Chung Yu-Min, Hu Chuan-Shen, Lo Yu-Lun, Wu Hau-Tieng
Department of Mathematics and Statistics, University of North Carolina at Greensboro, Greensboro, NC, United States.
Department of Mathematics, National Taiwan Normal University, Taipei, Taiwan.
Front Physiol. 2021 Mar 1;12:637684. doi: 10.3389/fphys.2021.637684. eCollection 2021.
Persistent homology is a recently developed theory in the field of algebraic topology to study shapes of datasets. It is an effective data analysis tool that is robust to noise and has been widely applied. We demonstrate a general pipeline to apply persistent homology to study time series, particularly the instantaneous heart rate time series for the heart rate variability (HRV) analysis. The first step is capturing the shapes of time series from two different aspects-the persistent homologies and hence persistence diagrams of its sub-level set and Taken's lag map. Second, we propose a systematic and computationally efficient approach to summarize persistence diagrams, which we coined . To demonstrate our proposed method, we apply these tools to the HRV analysis and the sleep-wake, REM-NREM (rapid eyeball movement and non rapid eyeball movement) and sleep-REM-NREM classification problems. The proposed algorithm is evaluated on three different datasets via the cross-database validation scheme. The performance of our approach is better than the state-of-the-art algorithms, and the result is consistent throughout different datasets.
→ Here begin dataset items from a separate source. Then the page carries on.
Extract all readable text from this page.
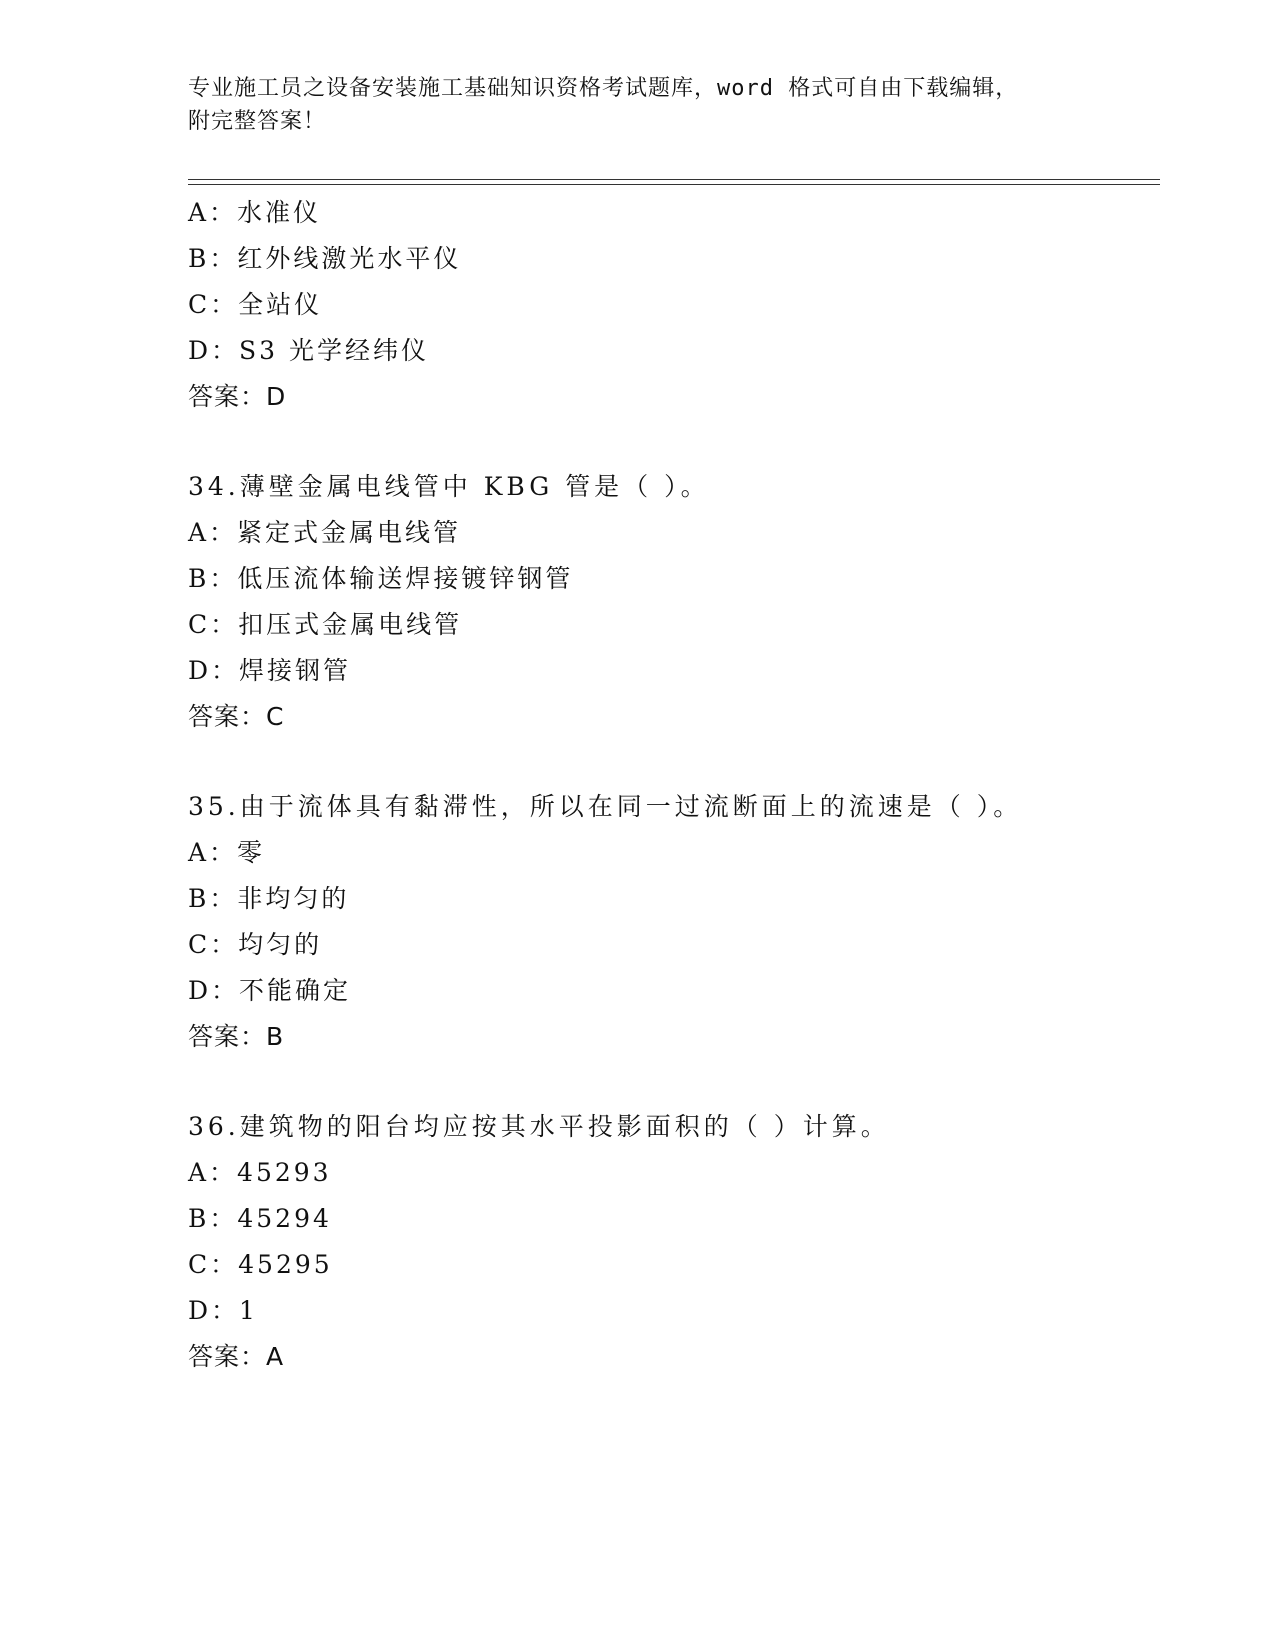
专业施工员之设备安装施工基础知识资格考试题库，word 格式可自由下载编辑，
附完整答案！
A：水准仪
B：红外线激光水平仪
C：全站仪
D：S3 光学经纬仪
答案：D
34.薄壁金属电线管中 KBG 管是（ ）。
A：紧定式金属电线管
B：低压流体输送焊接镀锌钢管
C：扣压式金属电线管
D：焊接钢管
答案：C
35.由于流体具有黏滞性，所以在同一过流断面上的流速是（ ）。
A：零
B：非均匀的
C：均匀的
D：不能确定
答案：B
36.建筑物的阳台均应按其水平投影面积的（ ）计算。
A：45293
B：45294
C：45295
D：1
答案：A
持久同调是代数拓扑领域中最近发展起来的一种用于研究数据集形状的理论。它是一种有效的数据分析工具,对噪声具有鲁棒性,并且已经得到了广泛应用。我们展示了一个通用的流程,用于应用持久同调来研究时间序列,特别是用于心率变异性(HRV)分析的瞬时心率时间序列。第一步是从两个不同方面捕捉时间序列的形状——其下水平集的持久同调以及由此得到的持久图和塔克滞后映射。其次,我们提出了一种系统且计算高效的方法来总结持久图,我们将其命名为 。为了展示我们提出的方法,我们将这些工具应用于HRV分析以及睡眠 - 清醒、快速眼动 - 非快速眼动(快速眼球运动和非快速眼球运动)和睡眠 - 快速眼动 - 非快速眼动分类问题。通过跨数据库验证方案在三个不同数据集上对所提出的算法进行评估。我们方法的性能优于现有算法,并且在不同数据集上的结果是一致的。